The sesamoid located on the lateral head of the gastrocnemius muscle is larger compared to other sesamoids. This sesamoid is globular in shape and faces distally.
They have flat articular surfaces for articulation with the articular surface on the caudo-lateral femoral condyle.
The sesamoid in the medial head of the origin of the gastrocnemius muscle is smaller than the lateral one. It is angular and has no distinct articular surface on the medial condyle.
Dog popliteal sesamoid
The third sesamoid of the stifle joint is located in the tendon of origin of the popliteus muscle. This is the smallest sesamoid in this region and is also referred to as popliteal sesamoid in dogs.
Thus, you will find only one popliteal sesamoid bone in the hindlimb of a dog. This popliteal sesamoid bone articulates with the lateral condyle of the tibia bone.
How many sesamoid bones in a cow and a horse?
The cow has 26 sesamoid bones in the moving joints of the limbs. In contrast, the horse has 14 sesamoid bones attached to their extremities.
Let’s see how the cow has 26 actual sesamoid bones in their fore and hindlimb –
The cow has two developed digits, each containing 2 proximal sesamoid bones. These 2 proximal sesamoid bones are located between the distal part of the metacarpal and the proximal part of the first phalanx.
Again, each digit of the cow has only one distal sesamoid bone on its palmar or planter aspects. Thus, you will find a total 3 sesamoid bones for each digit.
Now, let’s calculate the total number of sesamoids from the cow skeleton –
- Sesamoid bones in the right and left forelimbs of the cow = 12,
- Sesamoid bones in the right and left hindlimbs of the cow = 14 (including the patella),
Total sesamoid bones in the cow = 26 (twenty six),
Here, Table 2 shows the number and location of the sesamoid bones from the cow skeleton –
|Cow sesamoid bones||Location||Number|
|Sesamoid in each forelimb||6|
|Proximal sesamoid||Metacarpophalangeal joint (palmar aspect)||4|
|Distal sesamoid||Distal interphalangeal joint (palmar aspect)||2|
|Sesamoid in each hindlimb||7|
|Largest sesamoid||In stifle joint (cranially on trochlear groove)||1|
|Proximal sesamoid||Metacarpophalangeal joint (plantar aspect)||4|
|Distal sesamoid||Distal interphalangeal joint (plantar aspect)||2|
|Sesamoid in 4 limbs||26|
Sesamoids in horses compared to the dogs
The horse has only one developed digit in each limb.

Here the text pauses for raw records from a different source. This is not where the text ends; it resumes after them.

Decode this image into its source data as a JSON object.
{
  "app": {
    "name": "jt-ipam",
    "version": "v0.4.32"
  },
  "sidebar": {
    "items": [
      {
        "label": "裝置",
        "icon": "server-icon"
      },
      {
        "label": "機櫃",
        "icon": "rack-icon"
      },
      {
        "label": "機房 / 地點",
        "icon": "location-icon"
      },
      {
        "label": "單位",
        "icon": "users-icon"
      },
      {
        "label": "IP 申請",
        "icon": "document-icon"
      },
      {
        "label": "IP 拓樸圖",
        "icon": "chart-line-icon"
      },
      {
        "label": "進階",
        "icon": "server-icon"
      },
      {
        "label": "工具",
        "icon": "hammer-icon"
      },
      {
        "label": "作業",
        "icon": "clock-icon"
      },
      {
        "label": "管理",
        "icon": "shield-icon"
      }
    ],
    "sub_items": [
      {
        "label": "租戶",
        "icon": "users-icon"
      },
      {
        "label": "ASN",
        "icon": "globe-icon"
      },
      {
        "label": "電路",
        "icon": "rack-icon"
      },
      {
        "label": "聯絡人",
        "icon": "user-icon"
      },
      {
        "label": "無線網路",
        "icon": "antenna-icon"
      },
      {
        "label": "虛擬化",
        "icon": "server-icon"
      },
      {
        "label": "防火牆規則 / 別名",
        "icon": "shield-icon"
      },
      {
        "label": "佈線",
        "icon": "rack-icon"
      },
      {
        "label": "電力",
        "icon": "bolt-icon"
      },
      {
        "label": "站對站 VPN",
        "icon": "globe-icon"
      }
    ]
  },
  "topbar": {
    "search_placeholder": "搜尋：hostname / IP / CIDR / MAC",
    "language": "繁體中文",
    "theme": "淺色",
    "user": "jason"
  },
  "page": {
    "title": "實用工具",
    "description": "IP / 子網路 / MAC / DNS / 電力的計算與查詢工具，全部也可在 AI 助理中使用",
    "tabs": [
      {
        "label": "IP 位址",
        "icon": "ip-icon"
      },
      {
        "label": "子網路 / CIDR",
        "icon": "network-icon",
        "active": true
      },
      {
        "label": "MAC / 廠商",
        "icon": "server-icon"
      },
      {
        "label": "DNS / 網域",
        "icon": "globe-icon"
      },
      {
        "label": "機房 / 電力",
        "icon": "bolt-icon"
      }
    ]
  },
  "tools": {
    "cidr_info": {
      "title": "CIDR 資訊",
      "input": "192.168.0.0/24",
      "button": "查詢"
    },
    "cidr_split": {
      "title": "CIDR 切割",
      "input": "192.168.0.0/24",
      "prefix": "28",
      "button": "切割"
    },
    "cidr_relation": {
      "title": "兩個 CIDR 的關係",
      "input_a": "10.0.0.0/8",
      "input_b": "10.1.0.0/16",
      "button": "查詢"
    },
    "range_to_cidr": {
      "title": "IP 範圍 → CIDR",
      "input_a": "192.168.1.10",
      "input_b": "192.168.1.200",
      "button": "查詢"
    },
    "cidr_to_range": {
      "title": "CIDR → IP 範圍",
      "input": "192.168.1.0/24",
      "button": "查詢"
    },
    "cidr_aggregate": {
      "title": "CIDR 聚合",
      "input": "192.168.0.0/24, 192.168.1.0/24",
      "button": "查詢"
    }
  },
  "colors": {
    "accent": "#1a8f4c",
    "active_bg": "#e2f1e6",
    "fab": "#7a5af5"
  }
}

Thus, each digit of the horse leg contains two proximal and one distal seamoid bone.
Let’s count the total sesamoid bones from the horse limbs –
- Each forelimb of the horse contain = 3 sesamoid bone,
- Each hindlimb of the horse contain = 4 sesamoid bone (including the patella),
Thus, the total sesamoid in 4 limbs of the horse = 14 (fourteen).
Sometimes, a small piece of bone may be found in the carpal and tarsal joints of the horse. Here, Table 3 shows the counting of total sesamoids from the horse skeleton –
|Total sesamoid||In both limbs||14|
The dog sesamoid bones are located in the free-moving joints of the front and hind legs. Both the fore and hind limbs of the dog possess 98 sesamoids.
The proximal and distal sesamoids from the dog’s forelimb and hindlimb vary structurally. Here, the dog’s patella, the largest sesamoid, has distinct anatomical features compared to other sesamoids.